MLServer
MLServer copied to clipboard
Simplify interface to write custom runtimes
When writing custom runtimes, MLServer requires the user to know a bit about the V2 request and response structure, as well as codecs. This can add some friction when it comes to writing custom code.
When working in Tempo, one of the main aims was to simplify how “custom models” were implemented. Therefore, it would be interesting to revisit some of these ideas to help simplify MLServer runtimes.

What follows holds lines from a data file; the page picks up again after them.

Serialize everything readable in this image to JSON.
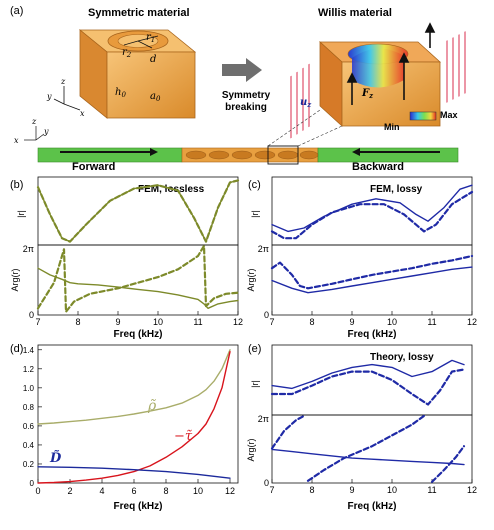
{
  "figure": {
    "panel_labels": [
      "(a)",
      "(b)",
      "(c)",
      "(d)",
      "(e)"
    ],
    "panel_a": {
      "left_title": "Symmetric material",
      "right_title": "Willis material",
      "arrow_text_1": "Symmetry",
      "arrow_text_2": "breaking",
      "dims": {
        "r1": "r",
        "r1_sub": "1",
        "r2": "r",
        "r2_sub": "2",
        "d": "d",
        "h0": "h",
        "h0_sub": "0",
        "a0": "a",
        "a0_sub": "0"
      },
      "axes": {
        "z": "z",
        "x": "x",
        "y": "y"
      },
      "willis_labels": {
        "uz": "u",
        "uz_sub": "z",
        "Fz": "F",
        "Fz_sub": "z"
      },
      "colorbar": {
        "max": "Max",
        "min": "Min"
      },
      "waveguide": {
        "forward": "Forward",
        "backward": "Backward"
      }
    },
    "panel_b": {
      "title": "FEM, lossless",
      "ylabel_top": "|r|",
      "ylabel_bottom": "Arg(r)",
      "ytick_2pi": "2π",
      "ytick_0": "0",
      "xlabel": "Freq (kHz)",
      "xticks": [
        "7",
        "8",
        "9",
        "10",
        "11",
        "12"
      ]
    },
    "panel_c": {
      "title": "FEM, lossy",
      "ylabel_top": "|r|",
      "ylabel_bottom": "Arg(r)",
      "ytick_2pi": "2π",
      "ytick_0": "0",
      "xlabel": "Freq (kHz)",
      "xticks": [
        "7",
        "8",
        "9",
        "10",
        "11",
        "12"
      ]
    },
    "panel_d": {
      "xlabel": "Freq (kHz)",
      "xticks": [
        "0",
        "2",
        "4",
        "6",
        "8",
        "10",
        "12"
      ],
      "yticks": [
        "0",
        "0.2",
        "0.4",
        "0.6",
        "0.8",
        "1.0",
        "1.2",
        "1.4"
      ],
      "label_rho": "ρ̃",
      "label_tau": "−τ̃",
      "label_D": "D̃"
    },
    "panel_e": {
      "title": "Theory, lossy",
      "ylabel_top": "|r|",
      "ylabel_bottom": "Arg(r)",
      "ytick_2pi": "2π",
      "ytick_0": "0",
      "xlabel": "Freq (kHz)",
      "xticks": [
        "7",
        "8",
        "9",
        "10",
        "11",
        "12"
      ]
    },
    "colors": {
      "olive": "#7d8a2a",
      "blue": "#1f2aa6",
      "red": "#d8141c",
      "tan": "#a9ad6a",
      "navy": "#1c2a9c",
      "orange": "#e8a040",
      "green": "#5cc24a"
    }
  },
  "chart_data": [
    {
      "type": "line",
      "panel": "b-top",
      "title": "FEM, lossless",
      "ylabel": "|r|",
      "xlabel": "",
      "xlim": [
        7,
        12
      ],
      "ylim": [
        0,
        1
      ],
      "series": [
        {
          "style": "solid",
          "x": [
            7.0,
            7.3,
            7.6,
            7.8,
            8.2,
            8.8,
            9.4,
            10.0,
            10.5,
            10.9,
            11.2,
            11.5,
            11.8,
            12.0
          ],
          "y": [
            0.85,
            0.45,
            0.1,
            0.05,
            0.3,
            0.65,
            0.83,
            0.88,
            0.8,
            0.4,
            0.05,
            0.55,
            0.92,
            0.95
          ]
        },
        {
          "style": "dashed",
          "x": [
            7.0,
            7.3,
            7.6,
            7.8,
            8.2,
            8.8,
            9.4,
            10.0,
            10.5,
            10.9,
            11.2,
            11.5,
            11.8,
            12.0
          ],
          "y": [
            0.85,
            0.45,
            0.1,
            0.05,
            0.3,
            0.65,
            0.83,
            0.88,
            0.8,
            0.4,
            0.05,
            0.55,
            0.92,
            0.95
          ]
        }
      ]
    },
    {
      "type": "line",
      "panel": "b-bottom",
      "ylabel": "Arg(r)",
      "xlabel": "Freq (kHz)",
      "xlim": [
        7,
        12
      ],
      "ylim": [
        0,
        6.283
      ],
      "series": [
        {
          "style": "solid",
          "x": [
            7.0,
            7.3,
            7.6,
            7.8,
            8.0,
            8.5,
            9.0,
            9.5,
            10.0,
            10.5,
            11.0,
            11.15,
            11.25,
            11.5,
            11.8,
            12.0
          ],
          "y": [
            4.2,
            3.6,
            3.2,
            2.9,
            2.8,
            2.7,
            2.5,
            2.3,
            2.1,
            1.8,
            1.4,
            1.0,
            0.6,
            1.0,
            1.2,
            1.3
          ]
        },
        {
          "style": "dashed",
          "x": [
            7.0,
            7.4,
            7.65,
            7.7,
            7.9,
            8.3,
            9.0,
            9.5,
            10.0,
            10.5,
            11.0,
            11.15,
            11.2,
            11.4,
            11.7,
            12.0
          ],
          "y": [
            0.6,
            2.9,
            5.9,
            0.3,
            1.2,
            1.9,
            2.4,
            2.9,
            3.4,
            4.1,
            5.3,
            6.2,
            0.8,
            1.5,
            1.9,
            2.0
          ]
        }
      ]
    },
    {
      "type": "line",
      "panel": "c-top",
      "title": "FEM, lossy",
      "ylabel": "|r|",
      "xlabel": "",
      "xlim": [
        7,
        12
      ],
      "ylim": [
        0,
        1
      ],
      "series": [
        {
          "style": "solid",
          "x": [
            7.0,
            7.4,
            7.8,
            8.3,
            9.0,
            9.6,
            10.2,
            10.6,
            10.9,
            11.3,
            11.7,
            12.0
          ],
          "y": [
            0.3,
            0.2,
            0.25,
            0.42,
            0.6,
            0.68,
            0.62,
            0.45,
            0.35,
            0.55,
            0.82,
            0.88
          ]
        },
        {
          "style": "dashed",
          "x": [
            7.0,
            7.3,
            7.6,
            8.0,
            8.5,
            9.2,
            9.8,
            10.3,
            10.8,
            11.1,
            11.5,
            12.0
          ],
          "y": [
            0.2,
            0.1,
            0.1,
            0.3,
            0.48,
            0.6,
            0.6,
            0.45,
            0.2,
            0.3,
            0.6,
            0.78
          ]
        }
      ]
    },
    {
      "type": "line",
      "panel": "c-bottom",
      "ylabel": "Arg(r)",
      "xlabel": "Freq (kHz)",
      "xlim": [
        7,
        12
      ],
      "ylim": [
        0,
        6.283
      ],
      "series": [
        {
          "style": "solid",
          "x": [
            7.0,
            7.5,
            7.9,
            8.5,
            9.0,
            9.5,
            10.0,
            10.5,
            11.0,
            11.5,
            12.0
          ],
          "y": [
            3.1,
            2.4,
            2.0,
            2.3,
            2.6,
            2.9,
            3.2,
            3.5,
            3.8,
            4.1,
            4.3
          ]
        },
        {
          "style": "dashed",
          "x": [
            7.0,
            7.2,
            7.5,
            7.7,
            7.9,
            8.5,
            9.0,
            9.5,
            10.0,
            10.5,
            11.0,
            11.5,
            12.0
          ],
          "y": [
            4.2,
            4.7,
            3.6,
            2.6,
            2.4,
            2.8,
            3.2,
            3.6,
            3.9,
            4.2,
            4.6,
            4.9,
            5.3
          ]
        }
      ]
    },
    {
      "type": "line",
      "panel": "d",
      "xlabel": "Freq (kHz)",
      "xlim": [
        0,
        12.5
      ],
      "ylim": [
        0,
        1.45
      ],
      "series": [
        {
          "name": "ρ̃",
          "x": [
            0,
            1,
            2,
            3,
            4,
            5,
            6,
            7,
            8,
            9,
            10,
            10.5,
            11,
            11.5,
            12
          ],
          "y": [
            0.62,
            0.63,
            0.645,
            0.66,
            0.68,
            0.7,
            0.725,
            0.755,
            0.79,
            0.84,
            0.92,
            0.98,
            1.07,
            1.2,
            1.4
          ]
        },
        {
          "name": "−τ̃",
          "x": [
            0,
            1,
            2,
            3,
            4,
            5,
            6,
            7,
            8,
            9,
            10,
            10.5,
            11,
            11.5,
            12
          ],
          "y": [
            0.0,
            0.005,
            0.015,
            0.03,
            0.05,
            0.08,
            0.12,
            0.18,
            0.27,
            0.38,
            0.52,
            0.62,
            0.78,
            1.0,
            1.38
          ]
        },
        {
          "name": "D̃",
          "x": [
            0,
            2,
            4,
            6,
            8,
            10,
            11,
            12
          ],
          "y": [
            0.17,
            0.165,
            0.155,
            0.14,
            0.12,
            0.09,
            0.07,
            0.05
          ]
        }
      ]
    },
    {
      "type": "line",
      "panel": "e-top",
      "title": "Theory, lossy",
      "ylabel": "|r|",
      "xlabel": "",
      "xlim": [
        7,
        12
      ],
      "ylim": [
        0,
        1
      ],
      "series": [
        {
          "style": "solid",
          "x": [
            7.0,
            7.5,
            8.0,
            8.5,
            9.0,
            9.5,
            10.0,
            10.5,
            11.0,
            11.5,
            11.8
          ],
          "y": [
            0.42,
            0.38,
            0.48,
            0.6,
            0.68,
            0.72,
            0.68,
            0.55,
            0.62,
            0.78,
            0.72
          ]
        },
        {
          "style": "dashed",
          "x": [
            7.0,
            7.5,
            8.0,
            8.5,
            9.0,
            9.5,
            10.0,
            10.5,
            10.9,
            11.2,
            11.5,
            11.8
          ],
          "y": [
            0.3,
            0.3,
            0.42,
            0.55,
            0.62,
            0.62,
            0.5,
            0.3,
            0.15,
            0.35,
            0.62,
            0.65
          ]
        }
      ]
    },
    {
      "type": "line",
      "panel": "e-bottom",
      "ylabel": "Arg(r)",
      "xlabel": "Freq (kHz)",
      "xlim": [
        7,
        12
      ],
      "ylim": [
        0,
        6.283
      ],
      "series": [
        {
          "style": "solid",
          "x": [
            7.0,
            7.5,
            8.0,
            8.5,
            9.0,
            9.5,
            10.0,
            10.5,
            11.0,
            11.5,
            11.8
          ],
          "y": [
            3.1,
            2.9,
            2.7,
            2.5,
            2.3,
            2.2,
            2.1,
            2.0,
            1.9,
            1.8,
            1.7
          ]
        },
        {
          "style": "dashed",
          "x": [
            7.0,
            7.3,
            7.6,
            7.8
          ],
          "y": [
            3.2,
            4.8,
            5.8,
            6.2
          ]
        },
        {
          "style": "dashed",
          "x": [
            7.9,
            8.3,
            8.8,
            9.5,
            10.0,
            10.5,
            10.8
          ],
          "y": [
            0.2,
            1.2,
            2.3,
            3.4,
            4.4,
            5.4,
            6.2
          ]
        },
        {
          "style": "dashed",
          "x": [
            11.0,
            11.3,
            11.6,
            11.8
          ],
          "y": [
            0.1,
            1.2,
            2.4,
            3.4
          ]
        }
      ]
    }
  ]
}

With this goal in mind, it would be interesting to let the user write runtimes like the one below:
class MyCustomRuntime(MLModel):
# Use signatures to declare the expected request and response content types
async def predict(self, payload: np.array) -> np.array:
# Do something with the payload
pred = payload.sum(keepdims=1)
# Return result as is
return pred
Under the hood, MLServer could look at the Python type hints to determine the right content types that should be used, and add them to the model metadata. This would allow MLServer to, on-the-fly, find the right set of codecs and encode / decode the request and response.
Multiple Inputs / Outputs
The V2 protocol lets the user send and return multiple input and output “heads”. To account for this, the new simplified interface could use the names of the function arguments to match them with the incoming request:
class MyCustomRuntime(MLModel):
# Input `foo` would get passed as kwarg `foo`, and input `bar` as kwarg `bar`
async def predict(self, foo: np.array, bar: np.array) -> np.array:
...
When encoding back the response though, the signature itself doesn’t show any info about the expected names. Therefore, MLServer will need to:
- Look at the
outputsfield of the model metadata, and match the returned values based on their order. - In the absence of the above, make up some default names (e.g.
output-0,output-1, etc.).
Note that this doesn’t include function signatures with a single “multi-input/-output” return type, like a Pandas Dataframe. In these cases, MLServer will look at the column names to infer the right output names.
Variable Content Types & Advanced Use Cases
In some cases, the approach suggested above may show some limitations though. For example, if we think of runtimes which accept a variable set of content types, like the MLflow or SKLearn runtimes (which accept either dataframes or numpy arrays), or other advanced use cases.
However, these use cases should still be supported by the current approach which would remain valid. That is, when using the “low-level” InferenceRequest and InferenceResponse types (which correspond to the respective V2 payloads), the encoding / decoding will be the user’s responsibility (who will need to call something like self.decode).